Regulators have become quite skilled at picking off low hanging fruit such as spivvy stockbrokers and dodgy financial advisers. But to prove the new system works, the watchdog needs to target a big fish from one of the City’s big firms. It is likely have to fight hard to land them.

An au revoir to Hinkley Point’s new reactor

Good news for the new nuclear reactor at Hinkley Point? Thomas Piquemal, the finance director of EDF, the French power company that still hasn’t formally agreed to go ahead with the project, has quit. Cue headlines declaring that the project is in chaos. Ah, but hang on a moment. Mr Piquemal is known to be one of its most vocal and prominent opponents.

This has given rise to a second interpretation, namely that it is good news for an endeavour which, it has been claimed, could produce 7 per cent of the UK’s electricity without the need to burn fossil fuels. It is supported by the fact that the French government, the majority shareholder in EDF, still supports the scheme.

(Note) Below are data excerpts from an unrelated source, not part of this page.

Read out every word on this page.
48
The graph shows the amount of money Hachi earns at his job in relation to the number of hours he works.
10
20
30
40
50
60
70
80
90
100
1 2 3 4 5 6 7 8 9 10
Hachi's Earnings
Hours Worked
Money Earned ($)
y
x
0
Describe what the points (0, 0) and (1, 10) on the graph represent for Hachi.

But wait just one moment. While clearing the decks of a vocal and powerful opponent is, in theory, good news for the project, the fact that Mr Piquemal had either to jump or be pushed to get it moving is disturbing when viewed through the lens of EDF’s finances.

It isn’t any secret that the company isn’t exactly firing on all cylinders, as I reported when it issued a sobering set of results last month.

Mr Piquemal ought to have a better grasp of EDF’s finances than anyone. The fact that he is sufficiently concerned about Hinkley’s impact to give up his job rather than press ahead, ought to worry us.

If Hinkley represents the threat to EDF that he fears, then it doesn’t bode well for the project. EDF is, of course, backed by the French government. But that isn’t terribly reassuring; after all, the French state isn’t any more flush with cash than the British one.

Come on Ms Morgan, time to take the lead on equality

It is International Women’s Day, and so my in-box is full of facts and figures which amply demonstrate that the City, and indeed employers in general, have an awfully long way to go in terms of gender equality. It was exemplified by the fact that Nicky Morgan, the equalities minister, pays women in her department £2 an hour less than the men. There is, sadly, plenty more where that came from, such as the bonuses women in the City receive in comparison to their male counterparts, or the financial penalty they face if they have children early rather than later (an interesting contribution from the TUC).

It isn’t just women. As I revealed a few weeks ago, black graduates are shamefully underpaid when compared to their white counterparts; unemployment among disabled people (a group I’m in) is shockingly high; LGBT people still face appalling prejudice.

All the people in these groups buy goods and services. Employing them, and in senior positions, would help businesses serve them better, and thus to make more money. So diversity is good for business. But business still isn’t very good at diversity and Ms Morgan’s department isn’t leading by example.